Несмотря на морскую закалку, политрук заболел двухсторонним воспалением легких. Его сообщение о десантниках в официальные донесения не попало. "Мало ли чего человек наговорит в бредовом состоянии". Но я поверил Бочкареву. Такое в бредовом состоянии не придумаешь.
Сегодня в Нижнем парке стрельба затихла.
БОЕВЫЕ БУДНИ
10 октября. Густо посыпался снег. Он покрыл толстым слоем землю, выбелил палубы и надстройки катеров, прибрежные камни. На один час в Кроншлот пришла зима. Но к обеду она отступила.
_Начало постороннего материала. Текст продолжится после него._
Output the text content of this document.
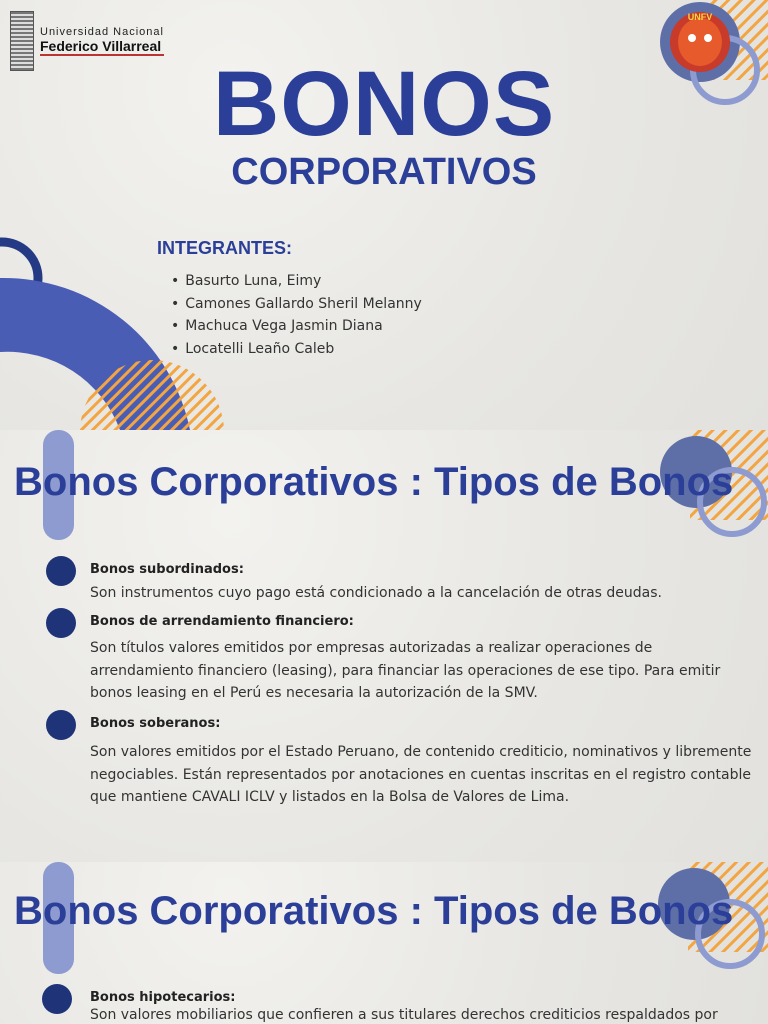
Universidad Nacional
Federico Villarreal
UNFV
BONOS
CORPORATIVOS
INTEGRANTES:
• Basurto Luna, Eimy
• Camones Gallardo Sheril Melanny
• Machuca Vega Jasmin Diana
• Locatelli Leaño Caleb
Bonos Corporativos : Tipos de Bonos
Bonos subordinados:
Son instrumentos cuyo pago está condicionado a la cancelación de otras deudas.
Bonos de arrendamiento financiero:
Son títulos valores emitidos por empresas autorizadas a realizar operaciones de arrendamiento financiero (leasing), para financiar las operaciones de ese tipo. Para emitir bonos leasing en el Perú es necesaria la autorización de la SMV.
Bonos soberanos:
Son valores emitidos por el Estado Peruano, de contenido crediticio, nominativos y libremente negociables. Están representados por anotaciones en cuentas inscritas en el registro contable que mantiene CAVALI ICLV y listados en la Bolsa de Valores de Lima.
Bonos Corporativos : Tipos de Bonos
Bonos hipotecarios:
Son valores mobiliarios que confieren a sus titulares derechos crediticios respaldados por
Опять вернулась осень, на деревьях еще держится листва.
Какой - то шальной "юнкере" утром сбросил на наш островок "пятисотку". Бомба угодила прямо в середину затона и разорвалась, облепив грязью берег и катера, стоявшие у пристани, смела с борта краснофлотца. Это вторая бомба, упавшая на Кроншлот. Семнадцать дней самолеты противника не трогали нас.
- Да за что вас бомбить? - как бы недоумевая, спрашивают на кораблях. Вы противнику не помеха.
Моряки шутят зло. Но они в какой - то степени правы. В нашем разросшемся хозяйстве еще много неполадок. Вся беда в том, что в одно соединение собраны корабли и люди разных ОВРов. Большие и маленькие начальники еще не присмотрелись друг к другу, действуют как в плохо сыгранной футбольной команде. Оперативные дежурные, послав в дозоры тихоходные тральщики, нередко забывают подбросить им горючее и продукты. Добывай откуда хочешь. А охраняемый участок покинуть нельзя, - взыщут строго. Если рация вышла из строя - беда: о малом сторожевике могут и не вспомнить.
На днях я побывал на ТЩ-67. Это бывший буксирный пароход. Комиссар на корабле - старый комсомолец. У него мощный боцманский голос, борцовская фигура, а на голове - копна жестких, чуть рыжеватых волос. В первые дни войны его назначили в замполиты на судно, которое по мобилизационному плану должно было стать тральщиком.
На призывном пункте он познакомился со своим командиром - лейтенантом запаса Чирковым, прежде плававшим на катерах. Вместе они получили обмундирование и отправились в Свирицу.
Увидев у речной пристани свой корабль, Соловьев сильно огорчился, но не показал вида, что расстроен. Зато Чирков закрыл рукой глаза и простонал:
- Ну и подсунули же нам кораблик! На такой калоше стыдно на люди показаться.
Но выбора не было. Пришлось принимать грязное чудовище. Это был сильно захламленный чумазый буксирный пароходишко, таскавший по Ладоге и Свири груженые баржи. К тому же он оказался экспериментальным, нестандартным экземпляром "Ижорца". Буксир со стапелей сошел уродцем, имеющим задранный нос и дифферент на корму. При легком ветре по его палубе гуляла вода, а в свежую погоду по корме перекатывались волны.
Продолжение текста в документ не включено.